Stevie Ray Vaughan is more than a musical genius. He’s more than a guitar virtuoso. He’s more than soul snatched too early in life. No, he’s so much more than that. He’s the champion of the blues. Not in the musical sense, but in the all encompassing movement of soulful, intellectual, raw, and powerful transformation of pain. Some will squeeze SRV into various genres from rock to blues to jazz. In a short but fiery seven year career with his band, Double Trouble, his debut album/song calledTexas Flood stands as tall as Big Tex at the Texas State Fair (may he rest in peace).
It’s a track that’s oozing with pain, soul, heartache, and grit. In that same vein, SRV manages to capture the hard working Texas man that simply longs to be home where things are good, the sun is bright, and it’s familiar.
I don’t long for Texas sunshine, but I do long for a little dose of the state — in the form of two teams playing in my own backyard.
The mighty South Division of the AHL. Texas, Houston, San Antonio, Oklahoma City, and the not-so-South Charlotte Checkers. It’s a solid division. Lots of NHL impact from the lockout. It’s also where our beloved Barons will spend the majority of their season beginning Friday and Sunday against Houston and Texas.
Houston, a team that OKC saw in preseason only weeks ago, lives and breathes on the prospect, one Mikael Granlund. He’s their leading scorer, most intense prospect, and center worth watching in the coming years. But names like Zucker, Palmierie, and Coyle contribute nightly in ways that spreads the offensive output across several lines, and various types of forward play. This always makes them a dangerous.
But it’s defense that has stung the Aeros to date. Starting tender, Matt Hackett, is 1-4 out of the gate. And when they rely on him, he has to be infinitely better.
Marco Scandella is a dandy defensive player with offensive play making talents. He’s tied for second in assists in the league with six through five games. But even he struggles to take hold of a strong defensive front.

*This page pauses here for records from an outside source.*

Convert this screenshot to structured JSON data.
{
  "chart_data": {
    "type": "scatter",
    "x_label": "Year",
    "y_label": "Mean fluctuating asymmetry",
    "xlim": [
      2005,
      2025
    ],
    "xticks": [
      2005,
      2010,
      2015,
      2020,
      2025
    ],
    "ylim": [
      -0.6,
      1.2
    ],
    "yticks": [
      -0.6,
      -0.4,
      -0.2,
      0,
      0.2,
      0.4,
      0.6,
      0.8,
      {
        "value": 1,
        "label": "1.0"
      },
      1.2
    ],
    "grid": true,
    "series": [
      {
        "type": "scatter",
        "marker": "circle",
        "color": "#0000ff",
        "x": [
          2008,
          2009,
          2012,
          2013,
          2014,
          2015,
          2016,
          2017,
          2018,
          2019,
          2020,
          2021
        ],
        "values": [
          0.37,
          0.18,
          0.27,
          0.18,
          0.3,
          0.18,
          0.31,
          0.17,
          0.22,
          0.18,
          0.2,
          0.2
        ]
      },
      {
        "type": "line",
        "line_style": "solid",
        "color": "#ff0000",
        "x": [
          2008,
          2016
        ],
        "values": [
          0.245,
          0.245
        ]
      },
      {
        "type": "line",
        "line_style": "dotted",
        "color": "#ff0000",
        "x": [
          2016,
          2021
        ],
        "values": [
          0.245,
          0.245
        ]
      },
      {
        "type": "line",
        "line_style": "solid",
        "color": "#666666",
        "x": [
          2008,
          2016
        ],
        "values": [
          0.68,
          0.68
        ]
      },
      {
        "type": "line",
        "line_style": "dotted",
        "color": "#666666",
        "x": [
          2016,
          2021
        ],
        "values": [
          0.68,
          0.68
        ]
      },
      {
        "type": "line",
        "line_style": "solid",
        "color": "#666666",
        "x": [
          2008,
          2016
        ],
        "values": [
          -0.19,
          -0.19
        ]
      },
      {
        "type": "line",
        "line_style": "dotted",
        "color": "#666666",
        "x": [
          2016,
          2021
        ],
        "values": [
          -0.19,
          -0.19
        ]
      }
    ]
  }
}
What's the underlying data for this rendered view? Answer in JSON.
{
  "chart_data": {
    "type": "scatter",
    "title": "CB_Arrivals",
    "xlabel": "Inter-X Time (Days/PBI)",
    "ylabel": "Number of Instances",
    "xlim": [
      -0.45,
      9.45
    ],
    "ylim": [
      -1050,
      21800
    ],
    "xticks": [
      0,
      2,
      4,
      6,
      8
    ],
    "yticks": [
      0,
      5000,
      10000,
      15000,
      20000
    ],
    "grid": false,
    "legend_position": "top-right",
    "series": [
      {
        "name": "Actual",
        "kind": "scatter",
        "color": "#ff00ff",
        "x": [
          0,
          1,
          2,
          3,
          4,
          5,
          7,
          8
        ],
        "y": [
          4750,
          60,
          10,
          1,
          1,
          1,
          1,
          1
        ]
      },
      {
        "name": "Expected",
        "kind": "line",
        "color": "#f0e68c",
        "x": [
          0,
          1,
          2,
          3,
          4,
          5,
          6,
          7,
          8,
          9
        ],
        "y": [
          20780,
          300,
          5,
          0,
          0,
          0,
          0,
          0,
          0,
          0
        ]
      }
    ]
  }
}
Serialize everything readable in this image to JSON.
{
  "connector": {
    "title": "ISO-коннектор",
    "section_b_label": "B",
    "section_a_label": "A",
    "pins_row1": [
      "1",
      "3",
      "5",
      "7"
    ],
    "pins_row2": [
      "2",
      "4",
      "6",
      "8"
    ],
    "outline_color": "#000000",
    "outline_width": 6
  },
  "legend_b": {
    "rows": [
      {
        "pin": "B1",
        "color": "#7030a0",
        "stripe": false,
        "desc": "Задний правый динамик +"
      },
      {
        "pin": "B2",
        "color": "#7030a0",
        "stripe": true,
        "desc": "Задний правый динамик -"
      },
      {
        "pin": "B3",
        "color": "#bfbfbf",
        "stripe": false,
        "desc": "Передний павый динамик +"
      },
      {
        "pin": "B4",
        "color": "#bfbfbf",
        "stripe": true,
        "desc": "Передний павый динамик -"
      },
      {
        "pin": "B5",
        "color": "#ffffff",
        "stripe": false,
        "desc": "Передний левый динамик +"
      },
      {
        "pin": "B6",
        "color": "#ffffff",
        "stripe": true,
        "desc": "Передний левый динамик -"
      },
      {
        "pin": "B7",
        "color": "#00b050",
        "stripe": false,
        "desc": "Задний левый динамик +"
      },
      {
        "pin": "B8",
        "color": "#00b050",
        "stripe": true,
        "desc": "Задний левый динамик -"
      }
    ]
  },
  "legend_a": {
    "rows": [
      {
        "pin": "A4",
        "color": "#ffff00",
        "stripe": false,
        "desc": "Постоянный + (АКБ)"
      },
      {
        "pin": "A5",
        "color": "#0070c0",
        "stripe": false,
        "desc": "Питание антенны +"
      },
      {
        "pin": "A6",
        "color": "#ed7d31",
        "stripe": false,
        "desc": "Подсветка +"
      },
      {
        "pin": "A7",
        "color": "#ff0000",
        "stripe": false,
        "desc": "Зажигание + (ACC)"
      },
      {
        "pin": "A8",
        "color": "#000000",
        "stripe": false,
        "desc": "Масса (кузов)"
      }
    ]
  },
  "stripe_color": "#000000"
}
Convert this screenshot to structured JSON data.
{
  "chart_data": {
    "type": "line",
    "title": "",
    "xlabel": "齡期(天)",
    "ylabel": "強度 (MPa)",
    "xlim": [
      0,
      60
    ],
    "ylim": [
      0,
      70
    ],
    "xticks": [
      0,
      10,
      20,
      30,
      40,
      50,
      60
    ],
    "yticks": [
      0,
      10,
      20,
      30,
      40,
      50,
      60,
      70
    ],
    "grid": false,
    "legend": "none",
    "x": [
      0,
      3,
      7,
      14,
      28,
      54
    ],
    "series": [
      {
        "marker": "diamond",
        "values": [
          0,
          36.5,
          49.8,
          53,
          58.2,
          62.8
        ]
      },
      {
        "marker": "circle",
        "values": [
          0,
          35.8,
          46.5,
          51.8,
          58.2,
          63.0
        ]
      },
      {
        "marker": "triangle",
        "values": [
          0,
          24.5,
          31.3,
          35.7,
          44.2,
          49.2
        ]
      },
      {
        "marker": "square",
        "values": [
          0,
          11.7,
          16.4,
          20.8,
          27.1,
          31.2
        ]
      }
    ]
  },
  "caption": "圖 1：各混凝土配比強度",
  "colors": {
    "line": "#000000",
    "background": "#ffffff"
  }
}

Houston remains a good power play team (7th in the league), but one of the worst on the kill at second to last. It should be a good series, and that’s a good thing given how often these two will meet in November.
Then there’s Texas, the only AHL team I watch as much as the Barons. The Stars are right at .500 and directly behind the Barons in the division and west conference standings. The league clearly wants a good rivalry to brew between the OKC team and the one from Cedar Park. It hasn’t happened yet, where the teams really feel the rivalry, but perhaps it’s inevitable. After a terrible season a year ago, the Stars want to roar back to life. Playing the Barons well might be a good start. And that’s something the Stars haven’t done in the last two seasons, the Barons are 12-6-0-02 against Texas.
Oleksiak, Smith, and Chiasson are interesting prospects in the Stars organization, and to some extend have proved valuable early. Young, but valuable. But more familiar faces carry the team. Vincour, Eakin, Benn, Morin, and Petersen are peppered throughout the lineup, and all are fully capable to mount an attack on the South Div, but they haven’t just yet. But, like a few others in the West, they really struggle on the man advantage. But as we’ve seen in OKC, one night can change the percentages early in the season. Add to that the worst penalty kill in the entire American League, and things get scary.
The nuts and bolts of both hockey teams are pretty solid, but neither club has proved itself to be an elite team in the same way Lake Erie has done. This spells trouble for both Texas teams. Might the flood of losses becoming Texas’ way? Stevie Ray thinks so.